The 12% volume growth in the quarter, against an undemanding comparison base, resulted from a combination of very strong sales in Brazil, strong premix sales in all regions reflecting continued strong global demand, and higher vitamin sales, it said.

Towards the end of its Q4, DSM said it benefitted from somewhat higher vitamin A and E prices for emergency spot business. However, the supply shortages in those two vitamins due to outages at competitors also resulted in some additional deliveries to its existing -contracted- premix customers.

Q4 highlights for DSM group business

▪ DSM reports another strong quarter

▪ Sales up 8% to €2,176m, with 12% organic growth, driven by volumes and prices

▪ Adjusted EBITDA up 14% to €359m

▪ Nutrition: 13% organic sales growth; Adjusted EBITDA up 12%

▪ Materials: 5% volume growth; Adjusted EBITDA up 13%

“The high demand for the export beef markets in Brazil continued in Q4 2017. This was accentuated by additional sales in anticipation of an ERP system change in January 2018 at Tortuga. The reported 6% price effect resulted largely from a mix effect driven by the exceptionally strong premix and Tortuga sales.”

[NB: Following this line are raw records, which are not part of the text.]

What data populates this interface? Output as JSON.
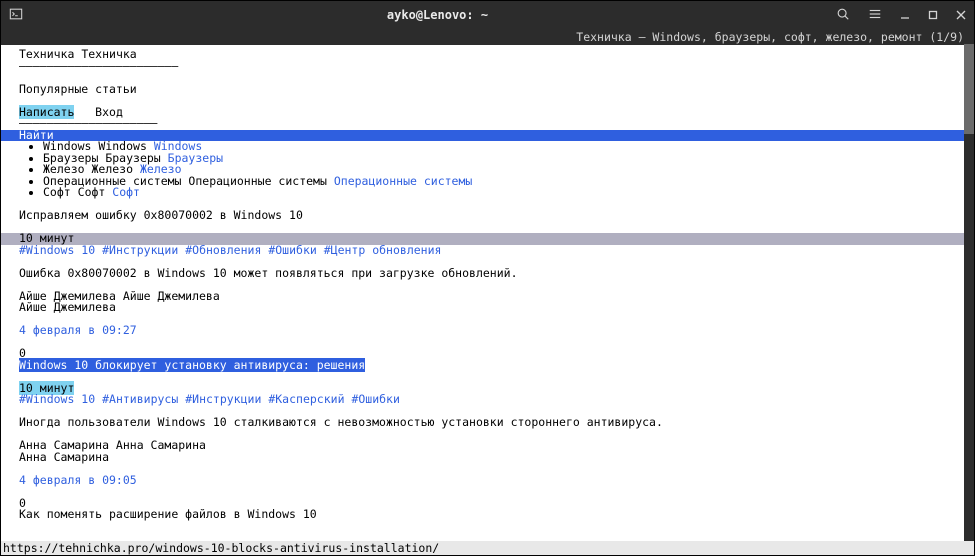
{
  "titlebar": {
    "title": "ayko@Lenovo: ~"
  },
  "topstatus": "Техничка — Windows, браузеры, софт, железо, ремонт (1/9)",
  "header": {
    "brand1": "Техничка",
    "brand2": "Техничка",
    "divider": "———————————————————————",
    "popular": "Популярные статьи",
    "write": "Написать",
    "login": "Вход",
    "divider2": "————————————————————",
    "search": "Найти"
  },
  "categories": [
    {
      "t1": "Windows",
      "t2": "Windows",
      "link": "Windows"
    },
    {
      "t1": "Браузеры",
      "t2": "Браузеры",
      "link": "Браузеры"
    },
    {
      "t1": "Железо",
      "t2": "Железо",
      "link": "Железо"
    },
    {
      "t1": "Операционные системы",
      "t2": "Операционные системы",
      "link": "Операционные системы"
    },
    {
      "t1": "Софт",
      "t2": "Софт",
      "link": "Софт"
    }
  ],
  "articles": [
    {
      "title": "Исправляем ошибку 0x80070002 в Windows 10",
      "read_time": "10 минут",
      "tags": [
        "#Windows 10",
        "#Инструкции",
        "#Обновления",
        "#Ошибки",
        "#Центр обновления"
      ],
      "summary": "Ошибка 0x80070002 в Windows 10 может появляться при загрузке обновлений.",
      "author_line1": "Айше Джемилева Айше Джемилева",
      "author_line2": "Айше Джемилева",
      "date": "4 февраля в 09:27",
      "zero": "0",
      "next_title": "Windows 10 блокирует установку антивируса: решения",
      "highlighted": false,
      "next_highlighted": true
    },
    {
      "read_time": "10 минут",
      "tags": [
        "#Windows 10",
        "#Антивирусы",
        "#Инструкции",
        "#Касперский",
        "#Ошибки"
      ],
      "summary": "Иногда пользователи Windows 10 сталкиваются с невозможностью установки стороннего антивируса.",
      "author_line1": "Анна Самарина Анна Самарина",
      "author_line2": "Анна Самарина",
      "date": "4 февраля в 09:05",
      "zero": "0",
      "next_title": "Как поменять расширение файлов в Windows 10",
      "read_time_highlighted": true
    }
  ],
  "statusbar": "https://tehnichka.pro/windows-10-blocks-antivirus-installation/"
}
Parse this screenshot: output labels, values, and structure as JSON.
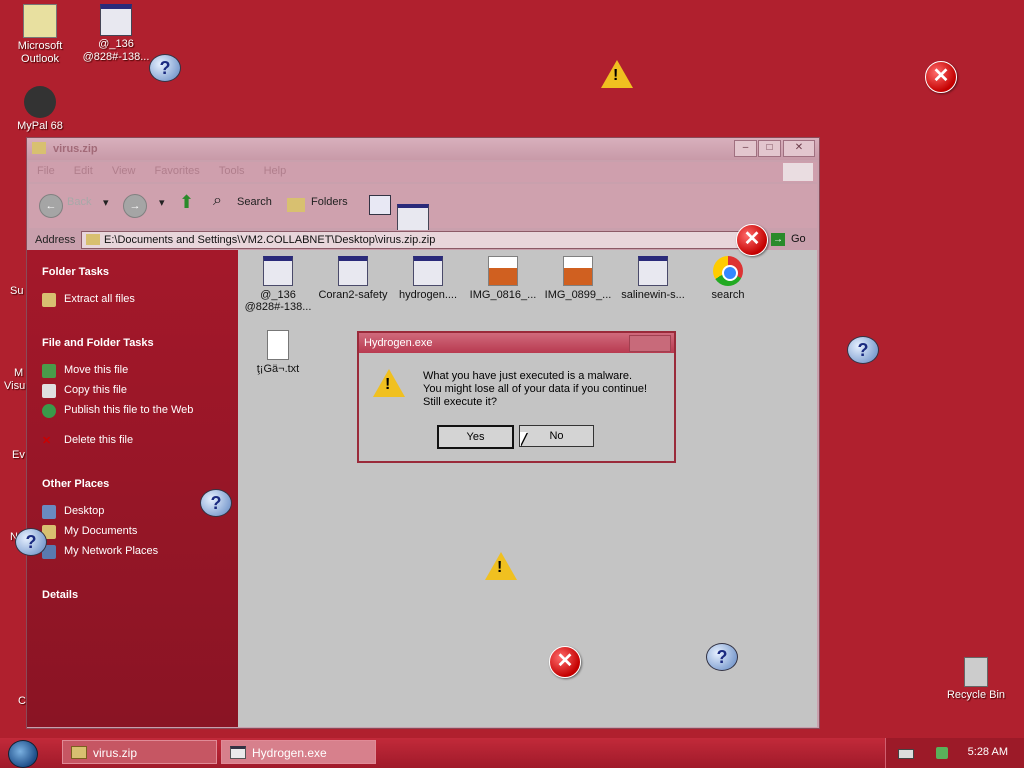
{
  "desktop": {
    "icons": [
      {
        "label": "Microsoft Outlook"
      },
      {
        "label": "@_136 @828#-138..."
      },
      {
        "label": "MyPal 68"
      },
      {
        "label": "Recycle Bin"
      }
    ],
    "edge_fragments": [
      "Su",
      "M",
      "Visu",
      "Ev",
      "N",
      "C"
    ]
  },
  "explorer": {
    "title": "virus.zip",
    "menu": [
      "File",
      "Edit",
      "View",
      "Favorites",
      "Tools",
      "Help"
    ],
    "toolbar": {
      "back": "Back",
      "search": "Search",
      "folders": "Folders"
    },
    "address": {
      "label": "Address",
      "value": "E:\\Documents and Settings\\VM2.COLLABNET\\Desktop\\virus.zip.zip",
      "go": "Go"
    },
    "sidebar": {
      "folder_tasks": {
        "heading": "Folder Tasks",
        "items": [
          "Extract all files"
        ]
      },
      "file_tasks": {
        "heading": "File and Folder Tasks",
        "items": [
          "Move this file",
          "Copy this file",
          "Publish this file to the Web",
          "Delete this file"
        ]
      },
      "other_places": {
        "heading": "Other Places",
        "items": [
          "Desktop",
          "My Documents",
          "My Network Places"
        ]
      },
      "details": {
        "heading": "Details"
      }
    },
    "files": [
      {
        "name": "@_136 @828#-138...",
        "icon": "window-icon"
      },
      {
        "name": "Coran2-safety",
        "icon": "window-icon"
      },
      {
        "name": "hydrogen....",
        "icon": "window-icon"
      },
      {
        "name": "IMG_0816_...",
        "icon": "image-icon"
      },
      {
        "name": "IMG_0899_...",
        "icon": "image-icon"
      },
      {
        "name": "salinewin-s...",
        "icon": "window-icon"
      },
      {
        "name": "search",
        "icon": "chrome-icon"
      },
      {
        "name": "ţ¡Gä¬.txt",
        "icon": "text-file-icon"
      }
    ]
  },
  "dialog": {
    "title": "Hydrogen.exe",
    "lines": [
      "What you have just executed is a malware.",
      "You might lose all of your data if you continue!",
      "Still execute it?"
    ],
    "yes": "Yes",
    "no": "No"
  },
  "taskbar": {
    "tasks": [
      "virus.zip",
      "Hydrogen.exe"
    ],
    "clock": "5:28 AM"
  },
  "colors": {
    "desktop": "#b0202e",
    "sidebar": "#a4182a",
    "taskbar": "#c22a3a"
  }
}
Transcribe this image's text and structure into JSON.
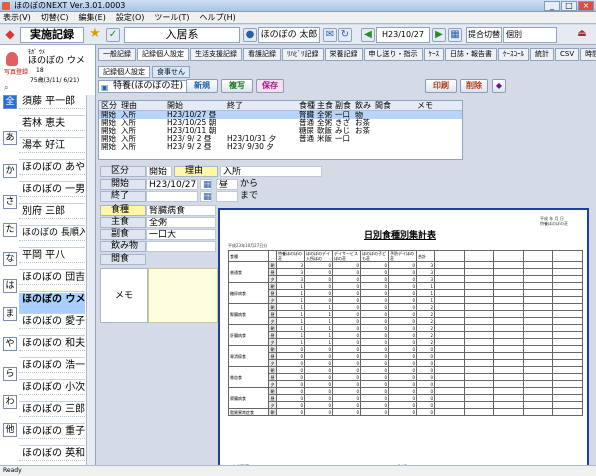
{
  "titlebar": {
    "title": "ほのぼのNEXT   Ver.3.01.0003"
  },
  "menu": [
    "表示(V)",
    "切替(C)",
    "編集(E)",
    "設定(O)",
    "ツール(T)",
    "ヘルプ(H)"
  ],
  "toolbar": {
    "record_label": "実施記録",
    "dept": "入居系",
    "user": "ほのぼの 太郎",
    "date": "H23/10/27",
    "switch_label": "提合切替",
    "switch_value": "個別"
  },
  "resident": {
    "kana_line": "ﾓｶﾞ ｳﾒ",
    "name": "ほのぼの ウメ",
    "room": "18",
    "age_line": "75歳(3/11/ 6/21)",
    "photo_label": "写真登録"
  },
  "tabs": [
    "一般記録",
    "記録個人設定",
    "生活支援記録",
    "看護記録",
    "ﾘﾊﾋﾞﾘ記録",
    "栄養記録",
    "申し送り・指示",
    "ｹｰｽ",
    "日誌・報告書",
    "ｹｰｽｺｰﾙ",
    "統計",
    "CSV",
    "時間軸記録"
  ],
  "subtabs": [
    "記録個人設定",
    "食事せん"
  ],
  "facility": "特養(ほのぼの荘)",
  "buttons": {
    "new": "新規",
    "copy": "複写",
    "save": "保存",
    "print": "印刷",
    "delete": "削除"
  },
  "kana_tabs": [
    "全",
    "あ",
    "か",
    "さ",
    "た",
    "な",
    "は",
    "ま",
    "や",
    "ら",
    "わ",
    "他"
  ],
  "patients": [
    "須藤 平一郎",
    "若林 恵夫",
    "湯本 好江",
    "ほのぼの あやこ",
    "ほのぼの 一男",
    "別府 三郎",
    "ほのぼの 長順入所",
    "平岡 平八",
    "ほのぼの 団吉",
    "ほのぼの ウメ",
    "ほのぼの 愛子",
    "ほのぼの 和夫",
    "ほのぼの 浩一郎",
    "ほのぼの 小次郎",
    "ほのぼの 三郎",
    "ほのぼの 重子",
    "ほのぼの 英和"
  ],
  "table": {
    "headers": [
      "区分",
      "理由",
      "開始",
      "終了",
      "",
      "食種",
      "主食",
      "副食",
      "飲み物",
      "間食",
      "メモ"
    ],
    "rows": [
      [
        "開始",
        "入所",
        "H23/10/27 昼",
        "",
        "",
        "腎臓",
        "全粥",
        "一口",
        "",
        "",
        ""
      ],
      [
        "開始",
        "入所",
        "H23/10/25 朝",
        "",
        "",
        "普通",
        "全粥",
        "きざ",
        "お茶",
        "",
        ""
      ],
      [
        "開始",
        "入所",
        "H23/10/11 朝",
        "",
        "",
        "糖尿",
        "軟飯",
        "みじ",
        "お茶",
        "",
        ""
      ],
      [
        "開始",
        "入所",
        "H23/ 9/ 2 昼",
        "H23/10/31 夕",
        "",
        "普通",
        "米飯",
        "一口",
        "",
        "",
        ""
      ],
      [
        "開始",
        "入所",
        "H23/ 9/ 2 昼",
        "H23/ 9/30 夕",
        "",
        "",
        "",
        "",
        "",
        "",
        ""
      ]
    ]
  },
  "form": {
    "kubun_label": "区分",
    "kubun_value": "開始",
    "reason_label": "理由",
    "reason_value": "入所",
    "start_label": "開始",
    "start_date": "H23/10/27",
    "start_meal": "昼",
    "from": "から",
    "end_label": "終了",
    "until": "まで",
    "shokushu_label": "食種",
    "shokushu_value": "腎臓病食",
    "shushoku_label": "主食",
    "shushoku_value": "全粥",
    "fukushoku_label": "副食",
    "fukushoku_value": "一口大",
    "nomimono_label": "飲み物",
    "kanshoku_label": "間食",
    "memo_label": "メモ"
  },
  "report": {
    "title": "日別食種別集計表",
    "date_line": "平成23年10月27日分",
    "org_line1": "平成 年 月 日",
    "org_line2": "特養ほのぼの荘",
    "columns": [
      "食種",
      "",
      "特養ほのぼの荘",
      "ほのぼのデイ入所ほの",
      "デイサービスほの荘",
      "ほのぼの子ども荘",
      "予防デイほの荘",
      "合計"
    ],
    "sections": [
      {
        "name": "普通食",
        "rows": [
          [
            "朝",
            "3",
            "0",
            "0",
            "0",
            "0",
            "3"
          ],
          [
            "昼",
            "3",
            "0",
            "0",
            "0",
            "0",
            "3"
          ],
          [
            "夕",
            "3",
            "0",
            "0",
            "0",
            "0",
            "3"
          ]
        ]
      },
      {
        "name": "糖尿病食",
        "rows": [
          [
            "朝",
            "1",
            "0",
            "0",
            "0",
            "0",
            "1"
          ],
          [
            "昼",
            "1",
            "0",
            "0",
            "0",
            "0",
            "1"
          ],
          [
            "夕",
            "1",
            "0",
            "0",
            "0",
            "0",
            "1"
          ]
        ]
      },
      {
        "name": "腎臓病食",
        "rows": [
          [
            "朝",
            "1",
            "1",
            "0",
            "0",
            "0",
            "2"
          ],
          [
            "昼",
            "1",
            "1",
            "0",
            "0",
            "0",
            "2"
          ],
          [
            "夕",
            "1",
            "1",
            "0",
            "0",
            "0",
            "2"
          ]
        ]
      },
      {
        "name": "肝臓病食",
        "rows": [
          [
            "朝",
            "1",
            "1",
            "0",
            "0",
            "0",
            "2"
          ],
          [
            "昼",
            "1",
            "1",
            "0",
            "0",
            "0",
            "2"
          ],
          [
            "夕",
            "1",
            "1",
            "0",
            "0",
            "0",
            "2"
          ]
        ]
      },
      {
        "name": "胃潰瘍食",
        "rows": [
          [
            "朝",
            "0",
            "0",
            "0",
            "0",
            "0",
            "0"
          ],
          [
            "昼",
            "0",
            "0",
            "0",
            "0",
            "0",
            "0"
          ],
          [
            "夕",
            "0",
            "0",
            "0",
            "0",
            "0",
            "0"
          ]
        ]
      },
      {
        "name": "貧血食",
        "rows": [
          [
            "朝",
            "0",
            "0",
            "0",
            "0",
            "0",
            "0"
          ],
          [
            "昼",
            "0",
            "0",
            "0",
            "0",
            "0",
            "0"
          ],
          [
            "夕",
            "0",
            "0",
            "0",
            "0",
            "0",
            "0"
          ]
        ]
      },
      {
        "name": "膵臓病食",
        "rows": [
          [
            "朝",
            "0",
            "0",
            "0",
            "0",
            "0",
            "0"
          ],
          [
            "昼",
            "0",
            "0",
            "0",
            "0",
            "0",
            "0"
          ],
          [
            "夕",
            "0",
            "0",
            "0",
            "0",
            "0",
            "0"
          ]
        ]
      },
      {
        "name": "脂質異常症食",
        "rows": [
          [
            "朝",
            "0",
            "0",
            "0",
            "0",
            "0",
            "0"
          ]
        ]
      }
    ],
    "footer_left": "ﾎﾉﾎﾞﾉNEXT",
    "footer_page": "1 / 2"
  },
  "status": "Ready"
}
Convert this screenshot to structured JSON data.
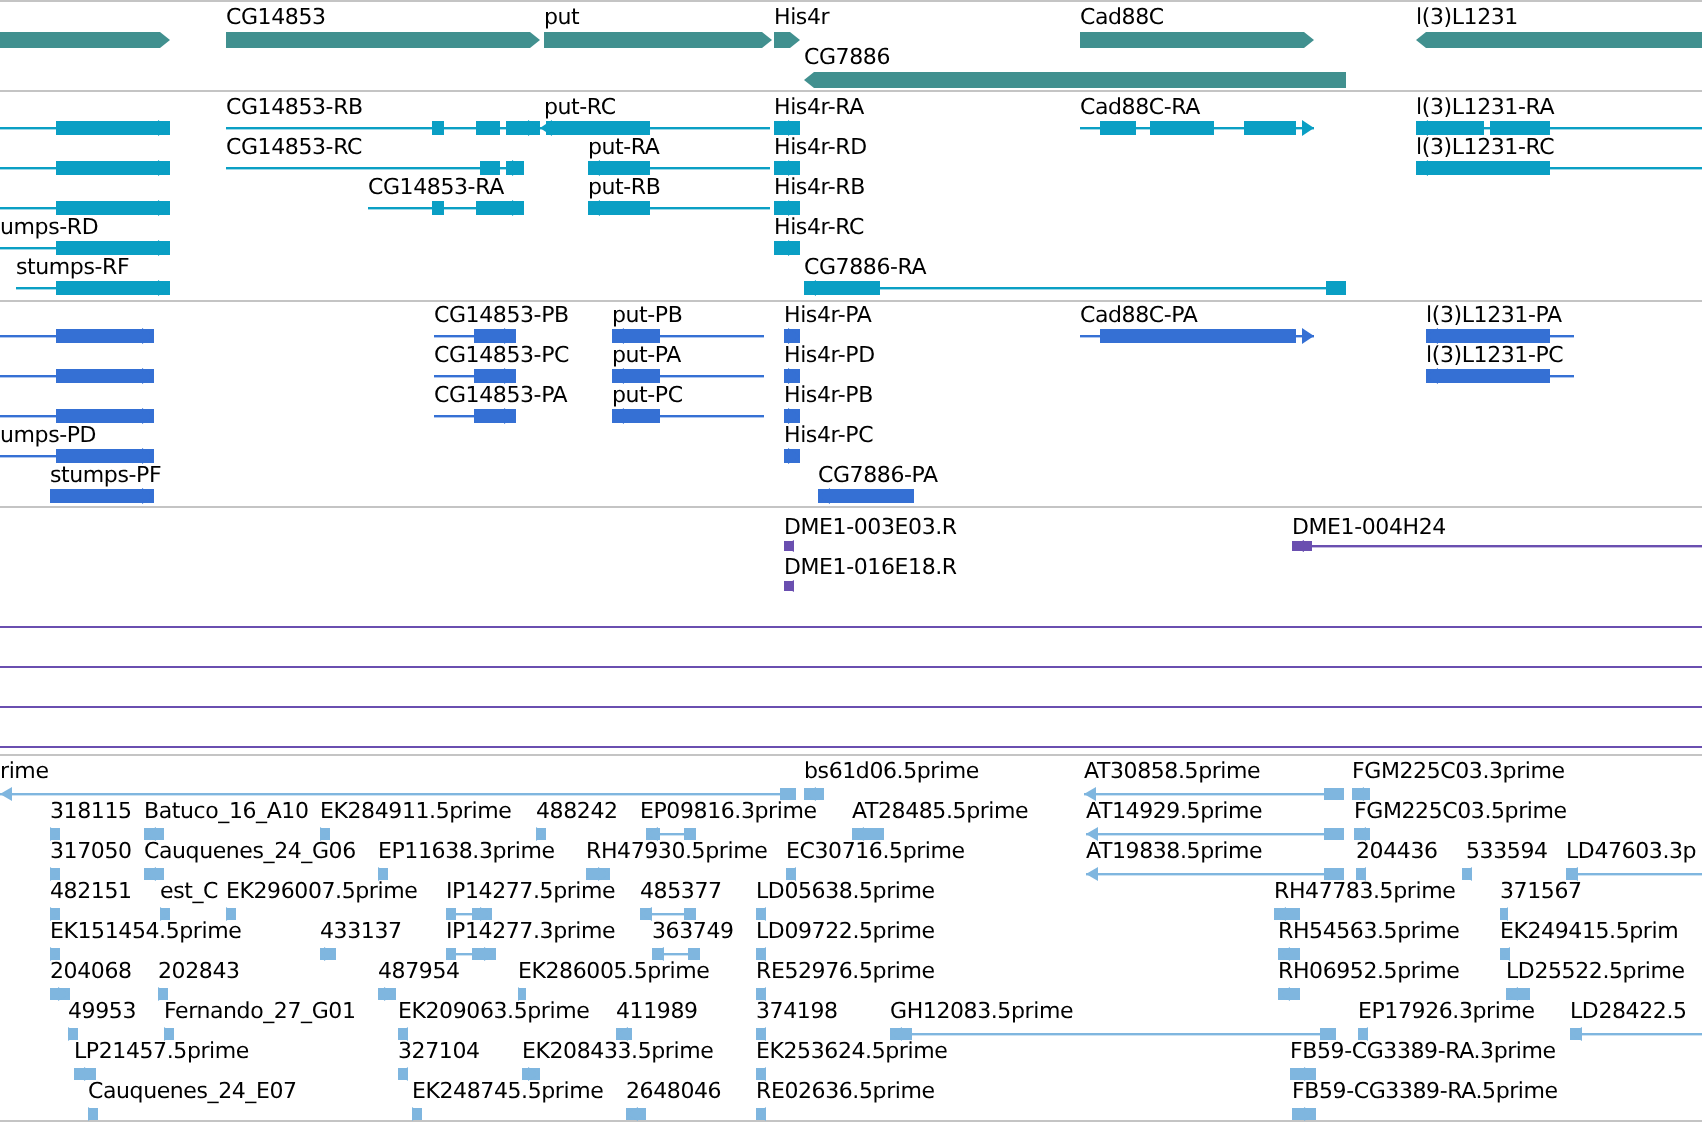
{
  "tracks": [
    {
      "kind": "gene",
      "features": [
        {
          "reverse": false
        },
        {
          "label": "CG14853",
          "reverse": false
        },
        {
          "label": "put",
          "reverse": false
        },
        {
          "label": "His4r",
          "reverse": false
        },
        {
          "label": "Cad88C",
          "reverse": false
        },
        {
          "label": "l(3)L1231",
          "reverse": true
        },
        {
          "label": "CG7886",
          "reverse": true
        }
      ]
    },
    {
      "kind": "transcript",
      "features": [
        {
          "reverse": false
        },
        {
          "label": "CG14853-RB",
          "reverse": false
        },
        {
          "label": "put-RC",
          "reverse": true
        },
        {
          "label": "His4r-RA",
          "reverse": false
        },
        {
          "label": "Cad88C-RA",
          "reverse": false
        },
        {
          "label": "l(3)L1231-RA",
          "reverse": true
        },
        {
          "reverse": false
        },
        {
          "label": "CG14853-RC",
          "reverse": false
        },
        {
          "label": "put-RA",
          "reverse": true
        },
        {
          "label": "His4r-RD",
          "reverse": false
        },
        {
          "label": "l(3)L1231-RC",
          "reverse": true
        },
        {
          "reverse": false
        },
        {
          "label": "CG14853-RA",
          "reverse": false
        },
        {
          "label": "put-RB",
          "reverse": true
        },
        {
          "label": "His4r-RB",
          "reverse": false
        },
        {
          "label": "umps-RD",
          "reverse": false
        },
        {
          "label": "His4r-RC",
          "reverse": false
        },
        {
          "label": "stumps-RF",
          "reverse": false
        },
        {
          "label": "CG7886-RA",
          "reverse": true
        }
      ]
    },
    {
      "kind": "protein",
      "features": [
        {
          "reverse": false
        },
        {
          "label": "CG14853-PB",
          "reverse": false
        },
        {
          "label": "put-PB",
          "reverse": true
        },
        {
          "label": "His4r-PA",
          "reverse": false
        },
        {
          "label": "Cad88C-PA",
          "reverse": false
        },
        {
          "label": "l(3)L1231-PA",
          "reverse": true
        },
        {
          "reverse": false
        },
        {
          "label": "CG14853-PC",
          "reverse": false
        },
        {
          "label": "put-PA",
          "reverse": true
        },
        {
          "label": "His4r-PD",
          "reverse": false
        },
        {
          "label": "l(3)L1231-PC",
          "reverse": true
        },
        {
          "reverse": false
        },
        {
          "label": "CG14853-PA",
          "reverse": false
        },
        {
          "label": "put-PC",
          "reverse": true
        },
        {
          "label": "His4r-PB",
          "reverse": false
        },
        {
          "label": "umps-PD",
          "reverse": false
        },
        {
          "label": "His4r-PC",
          "reverse": false
        },
        {
          "label": "stumps-PF",
          "reverse": false
        },
        {
          "label": "CG7886-PA",
          "reverse": true
        }
      ]
    },
    {
      "kind": "match",
      "features": [
        {
          "label": "DME1-003E03.R",
          "reverse": true
        },
        {
          "label": "DME1-004H24",
          "reverse": true
        },
        {
          "label": "DME1-016E18.R",
          "reverse": true
        }
      ]
    },
    {
      "kind": "est",
      "features": [
        {
          "label": "rime",
          "reverse": true
        },
        {
          "label": "bs61d06.5prime",
          "reverse": true
        },
        {
          "label": "AT30858.5prime",
          "reverse": true
        },
        {
          "label": "FGM225C03.3prime",
          "reverse": true
        },
        {
          "label": "318115",
          "reverse": false
        },
        {
          "label": "Batuco_16_A10",
          "reverse": true
        },
        {
          "label": "EK284911.5prime",
          "reverse": false
        },
        {
          "label": "488242",
          "reverse": false
        },
        {
          "label": "EP09816.3prime",
          "reverse": true
        },
        {
          "label": "AT28485.5prime",
          "reverse": true
        },
        {
          "label": "AT14929.5prime",
          "reverse": true
        },
        {
          "label": "FGM225C03.5prime",
          "reverse": true
        },
        {
          "label": "317050",
          "reverse": false
        },
        {
          "label": "Cauquenes_24_G06",
          "reverse": true
        },
        {
          "label": "EP11638.3prime",
          "reverse": false
        },
        {
          "label": "RH47930.5prime",
          "reverse": false
        },
        {
          "label": "EC30716.5prime",
          "reverse": true
        },
        {
          "label": "AT19838.5prime",
          "reverse": true
        },
        {
          "label": "204436",
          "reverse": true
        },
        {
          "label": "533594",
          "reverse": true
        },
        {
          "label": "LD47603.3p",
          "reverse": true
        },
        {
          "label": "482151",
          "reverse": false
        },
        {
          "label": "est_C",
          "reverse": false
        },
        {
          "label": "EK296007.5prime",
          "reverse": false
        },
        {
          "label": "IP14277.5prime",
          "reverse": false
        },
        {
          "label": "485377",
          "reverse": true
        },
        {
          "label": "LD05638.5prime",
          "reverse": true
        },
        {
          "label": "RH47783.5prime",
          "reverse": true
        },
        {
          "label": "371567",
          "reverse": true
        },
        {
          "label": "EK151454.5prime",
          "reverse": false
        },
        {
          "label": "433137",
          "reverse": false
        },
        {
          "label": "IP14277.3prime",
          "reverse": false
        },
        {
          "label": "363749",
          "reverse": true
        },
        {
          "label": "LD09722.5prime",
          "reverse": true
        },
        {
          "label": "RH54563.5prime",
          "reverse": true
        },
        {
          "label": "EK249415.5prim",
          "reverse": true
        },
        {
          "label": "204068",
          "reverse": false
        },
        {
          "label": "202843",
          "reverse": false
        },
        {
          "label": "487954",
          "reverse": false
        },
        {
          "label": "EK286005.5prime",
          "reverse": false
        },
        {
          "label": "RE52976.5prime",
          "reverse": true
        },
        {
          "label": "RH06952.5prime",
          "reverse": true
        },
        {
          "label": "LD25522.5prime",
          "reverse": true
        },
        {
          "label": "49953",
          "reverse": false
        },
        {
          "label": "Fernando_27_G01",
          "reverse": false
        },
        {
          "label": "EK209063.5prime",
          "reverse": true
        },
        {
          "label": "411989",
          "reverse": true
        },
        {
          "label": "374198",
          "reverse": true
        },
        {
          "label": "GH12083.5prime",
          "reverse": true
        },
        {
          "label": "EP17926.3prime",
          "reverse": true
        },
        {
          "label": "LD28422.5",
          "reverse": true
        },
        {
          "label": "LP21457.5prime",
          "reverse": false
        },
        {
          "label": "327104",
          "reverse": true
        },
        {
          "label": "EK208433.5prime",
          "reverse": false
        },
        {
          "label": "EK253624.5prime",
          "reverse": true
        },
        {
          "label": "FB59-CG3389-RA.3prime",
          "reverse": false
        },
        {
          "label": "Cauquenes_24_E07",
          "reverse": false
        },
        {
          "label": "EK248745.5prime",
          "reverse": false
        },
        {
          "label": "2648046",
          "reverse": true
        },
        {
          "label": "RE02636.5prime",
          "reverse": true
        },
        {
          "label": "FB59-CG3389-RA.5prime",
          "reverse": false
        }
      ]
    }
  ]
}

Full year 2017 sales for its animal nutrition division were also exceptionally strong, with 11% organic growth, driven by 9% volume growth, though it was against an easy comparative base, added DSM.

The business continued to benefit from a strategy aimed at addressing a wide range of species, as well as from its diversified geographical presence, covering all the major growth areas in the world, and its strong forward-integrated premix position, it said.

DSM said markets in animal feed were generally favorable and supportive in 2017, except for Latin America, where weak economic conditions affected domestic demand. Prices for the full year were 2% above 2016, owing to higher premix and vitamin prices.

Group results

For its overall business, the specialty chemicals company reported 14% rise in Q4 core profit, to €359m ($444.3m), beating market expectations.

It predicted another year of double-digit growth in core profit for 2018, as cost saving programs continue.

Feike Sijbesma, CEO of DSM, said: “We remain relentlessly focused on improving our operational and financial performance through our growth initiatives and by completing the final stage of our improvement programs. These actions should allow us to continue our above-market growth and further improve our financial returns and capital efficiency. We expect to deliver above our Strategy 2018 targets in 2018.”